Happiest Season – Actress/director Clea DuVall’s second feature, a holiday romantic comedy starring Kristen Stewart and Mackenzie Davis, centers on a young woman whose plan to propose to her girlfriend backfires when she realizes her partner has not yet come out to her conservative parents. TriStar Pictures has set the release date for November 20.
I Carry You With Me – Acclaimed documentary filmmaker Heidi Ewing (Jesus Camp, One of Us) marks her narrative feature debut with Te Llevo Conmigo, a decades-spanning gay love story scheduled to premiere later this month at Sundance. The film follows aspiring Mexican chef Ivan on a journey to New York after a gay romance is discovered and he is told he can no longer see his son.
Las Mil y Una – Premiering in February at the Berlinale, the second film from Argentine director Clarissa Navas (Hoy Partido a las Tres) witnesses the blossoming romance between Renata and Iris (Sofia Cabrera and Ana Carolina Garcia) amidst the suffocating confines of a turbulent housing project.
Little Girl – From French director Sébastien Lifshitz (Come Undone, Les Invisibles), Petite Fille documents the life of Sasha, an eight-year-old girl who begins to question her gender, and the inevitable blowback from the adults around her. Included in Berlinale’s Panorama section in February.

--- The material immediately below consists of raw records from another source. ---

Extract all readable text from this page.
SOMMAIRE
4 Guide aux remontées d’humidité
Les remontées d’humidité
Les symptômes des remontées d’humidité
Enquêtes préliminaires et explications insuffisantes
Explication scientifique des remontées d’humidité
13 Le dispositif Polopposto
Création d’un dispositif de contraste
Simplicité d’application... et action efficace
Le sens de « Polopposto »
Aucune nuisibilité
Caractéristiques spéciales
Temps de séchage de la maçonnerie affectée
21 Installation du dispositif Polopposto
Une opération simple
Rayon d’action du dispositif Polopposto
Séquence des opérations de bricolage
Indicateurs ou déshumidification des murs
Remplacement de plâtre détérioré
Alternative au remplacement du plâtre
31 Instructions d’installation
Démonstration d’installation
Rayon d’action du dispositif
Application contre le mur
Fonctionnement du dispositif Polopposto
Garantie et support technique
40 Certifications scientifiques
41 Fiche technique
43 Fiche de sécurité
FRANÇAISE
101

Mucho Mucho Amor – A documentary on the fabulously flamboyant, cape-wearing astrologer Walter Mercado, who passed away last November of kidney failure. A broadcast and fashion legend, his shows reached an estimated 120 million daily viewers for over three decades. The film, directed by Cristina Constantini and Kareem Tabsch, debuts at later this month at Sundance.
Futur Drei (No Hard Feelings) – A timely tale of immigrant life in Germany, Faraz Shariat’s debut feature spends a hot summer with Parvis (Benjamin Radjaipour), the son of exiled Iranians, as he falls in love with Amon (Eidin Jalali) at the refugee shelter where he’s been sentenced to perform community service. Premieres in February in Berlinale’s Panorama section.
The Nowhere Inn – Co-written, produced, and starring musicians St. Vincent and Sleater-Kinney’s Carrie Brownstein, Bill Benz’s film shadows Annie Clark as she attempts to make a documentary about herself, and according to the synopsis, “notions of reality, identity, and authenticity grow increasingly distorted and bizarre.”
Uncle Frank – Set in the early 70s, writer/director Alan Ball’s (American Beauty, Six Feet Under) new road movie stars Paul Bettany as a New York literature professor who brings his lover Wally (Peter Macdissi) home to rural South Carolina for a family funeral. Steve Zahn and Margo Martindale also appear.
Welcome to Chechnya – HBO has already acquired the rights to Oscar-nominee David France’s new documentary about violent anti-LGBTQ persecution in the repressive Russian republic, due to premiere at Sundance at the end of the month.The film highlights the brave activists who work undercover to rescue victims of a vicious “cleansing” campaign that shows no signs of letting up.